I do love Matrix, the underlying technology, in theory.

IMO they just need to bite the bullet and make a truly user friendly mobile UI to replace Telegram, WhatsApp, FB Messenger etc. And a proper client for the major operating systems that's not too different from Discord and Slack.

Using it everyday too at $work, also used Slack and Gitter (and FreeNode/IRC FWIW). Quite happy with the current Element UI. They have slowly added features and fixed issues. I tried a beta some time ago with... topics? Rooms grouped in some sort of topic I think. It was really buggy, but I forgot about that I haven't seen it yet. So I assume they are doing some A/B testing, trying things slowly and seeing what works.
I want to like Element but I find strange UX issues or minor bugs every time I use it. It feels extremely beta from a polish perspective. I'm hopeful they can iterate and deliver something on par with the quality of mainstream chat apps they just need to decide that UX and look-and-feel is as important as delivering something conceptually novel from an engineering perspective.
Above all else, it's because core functionality is frequently broken and issues like this[1] languish for months and years without updates. When things don't work, it's rarely transparent to users whether this is due to a bug on Element's end (or on the server side), user error or misconfiguration, or operator misconfiguration.

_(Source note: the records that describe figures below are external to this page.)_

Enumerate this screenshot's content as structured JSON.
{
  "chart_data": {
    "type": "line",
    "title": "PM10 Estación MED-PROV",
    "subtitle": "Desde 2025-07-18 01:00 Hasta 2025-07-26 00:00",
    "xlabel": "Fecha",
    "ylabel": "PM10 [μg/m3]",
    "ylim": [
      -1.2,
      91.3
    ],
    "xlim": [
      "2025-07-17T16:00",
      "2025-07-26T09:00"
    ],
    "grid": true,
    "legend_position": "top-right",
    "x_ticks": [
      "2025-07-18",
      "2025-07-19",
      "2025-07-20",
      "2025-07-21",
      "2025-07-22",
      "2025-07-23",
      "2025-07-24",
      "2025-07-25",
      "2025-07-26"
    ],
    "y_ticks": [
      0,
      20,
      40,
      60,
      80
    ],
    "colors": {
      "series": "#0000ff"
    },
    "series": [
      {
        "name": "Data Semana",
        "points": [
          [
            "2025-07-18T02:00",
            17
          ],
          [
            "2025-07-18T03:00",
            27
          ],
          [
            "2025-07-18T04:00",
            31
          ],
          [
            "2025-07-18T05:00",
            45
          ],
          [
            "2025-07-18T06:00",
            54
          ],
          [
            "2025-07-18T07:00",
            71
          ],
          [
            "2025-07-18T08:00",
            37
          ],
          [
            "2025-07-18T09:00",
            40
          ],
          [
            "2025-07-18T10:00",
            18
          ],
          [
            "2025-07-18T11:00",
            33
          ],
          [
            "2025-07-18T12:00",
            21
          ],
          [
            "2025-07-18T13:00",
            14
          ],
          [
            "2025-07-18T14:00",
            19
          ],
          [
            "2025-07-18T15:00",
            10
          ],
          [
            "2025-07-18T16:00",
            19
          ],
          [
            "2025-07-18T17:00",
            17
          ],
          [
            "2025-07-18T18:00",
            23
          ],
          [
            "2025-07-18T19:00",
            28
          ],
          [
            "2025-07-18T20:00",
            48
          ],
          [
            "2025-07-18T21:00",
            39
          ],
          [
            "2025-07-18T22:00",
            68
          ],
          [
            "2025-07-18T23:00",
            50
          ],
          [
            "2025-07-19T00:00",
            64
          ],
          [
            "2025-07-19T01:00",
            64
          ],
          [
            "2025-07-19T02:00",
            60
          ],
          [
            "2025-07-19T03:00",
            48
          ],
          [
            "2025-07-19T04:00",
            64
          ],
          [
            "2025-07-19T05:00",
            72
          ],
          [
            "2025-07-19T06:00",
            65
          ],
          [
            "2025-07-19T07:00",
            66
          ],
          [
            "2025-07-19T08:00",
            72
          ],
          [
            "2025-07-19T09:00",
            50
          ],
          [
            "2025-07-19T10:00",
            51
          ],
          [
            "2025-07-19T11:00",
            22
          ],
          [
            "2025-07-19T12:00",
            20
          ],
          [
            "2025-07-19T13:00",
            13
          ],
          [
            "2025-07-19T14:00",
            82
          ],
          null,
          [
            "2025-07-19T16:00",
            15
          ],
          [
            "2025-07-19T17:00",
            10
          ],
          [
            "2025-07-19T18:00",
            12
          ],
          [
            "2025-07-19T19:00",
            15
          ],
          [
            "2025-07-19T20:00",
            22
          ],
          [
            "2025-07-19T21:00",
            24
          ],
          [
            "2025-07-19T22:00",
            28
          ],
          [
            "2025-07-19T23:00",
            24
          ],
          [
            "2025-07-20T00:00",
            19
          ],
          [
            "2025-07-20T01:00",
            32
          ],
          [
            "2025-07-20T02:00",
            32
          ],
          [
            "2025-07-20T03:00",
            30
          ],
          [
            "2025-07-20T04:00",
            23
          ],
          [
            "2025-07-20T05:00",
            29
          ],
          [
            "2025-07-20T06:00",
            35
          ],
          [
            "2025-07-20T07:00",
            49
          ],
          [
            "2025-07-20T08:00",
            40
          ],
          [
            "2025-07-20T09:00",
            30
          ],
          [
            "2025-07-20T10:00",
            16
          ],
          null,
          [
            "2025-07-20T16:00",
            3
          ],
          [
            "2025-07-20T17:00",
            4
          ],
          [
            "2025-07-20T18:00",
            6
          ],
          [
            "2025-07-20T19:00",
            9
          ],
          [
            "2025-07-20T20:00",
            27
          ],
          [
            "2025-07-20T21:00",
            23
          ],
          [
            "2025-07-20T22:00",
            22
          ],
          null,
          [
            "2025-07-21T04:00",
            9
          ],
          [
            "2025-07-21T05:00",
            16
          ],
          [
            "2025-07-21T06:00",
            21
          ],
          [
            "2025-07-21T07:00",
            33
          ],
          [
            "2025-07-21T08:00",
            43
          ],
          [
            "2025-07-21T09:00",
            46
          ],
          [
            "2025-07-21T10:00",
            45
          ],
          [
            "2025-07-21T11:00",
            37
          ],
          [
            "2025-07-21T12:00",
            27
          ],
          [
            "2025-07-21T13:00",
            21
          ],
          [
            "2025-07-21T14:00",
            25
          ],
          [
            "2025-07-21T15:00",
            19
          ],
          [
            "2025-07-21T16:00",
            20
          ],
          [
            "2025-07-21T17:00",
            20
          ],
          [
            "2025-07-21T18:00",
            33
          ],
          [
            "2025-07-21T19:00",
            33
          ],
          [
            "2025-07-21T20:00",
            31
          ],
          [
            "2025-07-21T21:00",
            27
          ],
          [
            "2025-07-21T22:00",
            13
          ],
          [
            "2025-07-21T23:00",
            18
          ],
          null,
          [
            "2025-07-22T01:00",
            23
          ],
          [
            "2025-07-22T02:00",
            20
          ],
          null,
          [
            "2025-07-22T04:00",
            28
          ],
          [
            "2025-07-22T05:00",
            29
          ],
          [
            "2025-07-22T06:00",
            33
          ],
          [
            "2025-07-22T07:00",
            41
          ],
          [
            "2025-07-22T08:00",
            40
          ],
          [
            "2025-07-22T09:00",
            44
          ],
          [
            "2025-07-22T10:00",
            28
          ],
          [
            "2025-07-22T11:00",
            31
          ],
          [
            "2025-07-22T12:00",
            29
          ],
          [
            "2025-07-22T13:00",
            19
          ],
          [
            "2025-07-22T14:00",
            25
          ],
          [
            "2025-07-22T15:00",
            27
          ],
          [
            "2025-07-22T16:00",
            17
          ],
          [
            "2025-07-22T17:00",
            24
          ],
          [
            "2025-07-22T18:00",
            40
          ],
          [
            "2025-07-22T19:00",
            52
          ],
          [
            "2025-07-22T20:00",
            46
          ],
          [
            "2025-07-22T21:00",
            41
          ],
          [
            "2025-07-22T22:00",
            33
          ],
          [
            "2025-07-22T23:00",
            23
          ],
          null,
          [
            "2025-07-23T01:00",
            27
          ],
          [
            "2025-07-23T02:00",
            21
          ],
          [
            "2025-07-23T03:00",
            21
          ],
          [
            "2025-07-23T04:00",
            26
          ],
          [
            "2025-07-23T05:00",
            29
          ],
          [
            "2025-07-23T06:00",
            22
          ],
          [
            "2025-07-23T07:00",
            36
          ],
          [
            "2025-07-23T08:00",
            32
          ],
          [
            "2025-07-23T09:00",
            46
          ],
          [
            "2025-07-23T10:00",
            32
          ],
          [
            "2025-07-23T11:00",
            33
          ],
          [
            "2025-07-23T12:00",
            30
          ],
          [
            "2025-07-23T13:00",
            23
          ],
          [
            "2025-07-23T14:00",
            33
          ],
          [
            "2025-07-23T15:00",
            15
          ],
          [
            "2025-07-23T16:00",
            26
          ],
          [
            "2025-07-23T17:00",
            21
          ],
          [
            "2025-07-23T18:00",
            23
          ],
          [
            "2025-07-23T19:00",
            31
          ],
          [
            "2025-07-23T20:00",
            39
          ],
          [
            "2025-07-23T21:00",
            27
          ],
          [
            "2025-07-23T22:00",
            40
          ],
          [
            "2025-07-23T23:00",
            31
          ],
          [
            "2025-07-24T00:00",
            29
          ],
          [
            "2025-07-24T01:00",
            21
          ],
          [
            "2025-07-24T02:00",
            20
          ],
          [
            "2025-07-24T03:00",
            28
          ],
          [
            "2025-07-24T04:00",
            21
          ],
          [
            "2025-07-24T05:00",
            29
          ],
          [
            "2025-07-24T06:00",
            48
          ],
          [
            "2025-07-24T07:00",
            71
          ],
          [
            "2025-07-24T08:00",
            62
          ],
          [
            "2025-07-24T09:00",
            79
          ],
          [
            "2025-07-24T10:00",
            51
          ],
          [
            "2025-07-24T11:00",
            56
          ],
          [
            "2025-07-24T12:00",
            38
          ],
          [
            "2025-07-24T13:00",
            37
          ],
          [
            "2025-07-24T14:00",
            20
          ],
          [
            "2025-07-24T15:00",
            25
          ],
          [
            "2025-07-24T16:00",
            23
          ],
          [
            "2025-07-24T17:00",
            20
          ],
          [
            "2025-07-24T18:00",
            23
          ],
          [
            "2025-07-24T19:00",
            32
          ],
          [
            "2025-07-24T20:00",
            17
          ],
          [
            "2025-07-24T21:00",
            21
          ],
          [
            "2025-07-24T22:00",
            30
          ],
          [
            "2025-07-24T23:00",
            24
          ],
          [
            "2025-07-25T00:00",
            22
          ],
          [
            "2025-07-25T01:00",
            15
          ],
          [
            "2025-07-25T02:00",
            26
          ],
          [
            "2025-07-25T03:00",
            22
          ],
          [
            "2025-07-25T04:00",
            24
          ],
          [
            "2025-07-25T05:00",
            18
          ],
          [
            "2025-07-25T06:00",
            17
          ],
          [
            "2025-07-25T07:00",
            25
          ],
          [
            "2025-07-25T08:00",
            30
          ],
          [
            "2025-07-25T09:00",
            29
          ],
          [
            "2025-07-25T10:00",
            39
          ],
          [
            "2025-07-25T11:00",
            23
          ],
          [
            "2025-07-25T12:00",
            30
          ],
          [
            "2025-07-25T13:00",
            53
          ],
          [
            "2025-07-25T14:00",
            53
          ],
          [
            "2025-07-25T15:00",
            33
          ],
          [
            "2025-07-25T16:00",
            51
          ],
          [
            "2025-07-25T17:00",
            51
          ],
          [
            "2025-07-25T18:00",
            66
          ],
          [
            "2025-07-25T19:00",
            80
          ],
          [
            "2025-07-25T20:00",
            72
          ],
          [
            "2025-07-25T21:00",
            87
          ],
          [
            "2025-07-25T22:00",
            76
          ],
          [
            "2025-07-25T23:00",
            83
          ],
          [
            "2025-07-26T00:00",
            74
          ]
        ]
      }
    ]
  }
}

Further, there's virtually zero documentation for end users. There are no in-app explainers as to what E2EE is or why anyone should care, leaving the onus on operators to document and explain these things to non-technical users.

[1] https://github.com/vector-im/element-ios/issues/3762

For me the channel/room list is too messy with different parts which have their own scrolling zones. And each entry takes too much space leading to having to scroll all the time.

On Quassel I can have 30 channels open without having to scroll. On element only 10 or so. That's way too few considering the number of bridges available.

They have a high density xchat mode but it only affects the chat view, not the room list

Personally I’m always confused about the accounts I which one I’m currently using (they have the same names). Also I can never understand when I verified someone.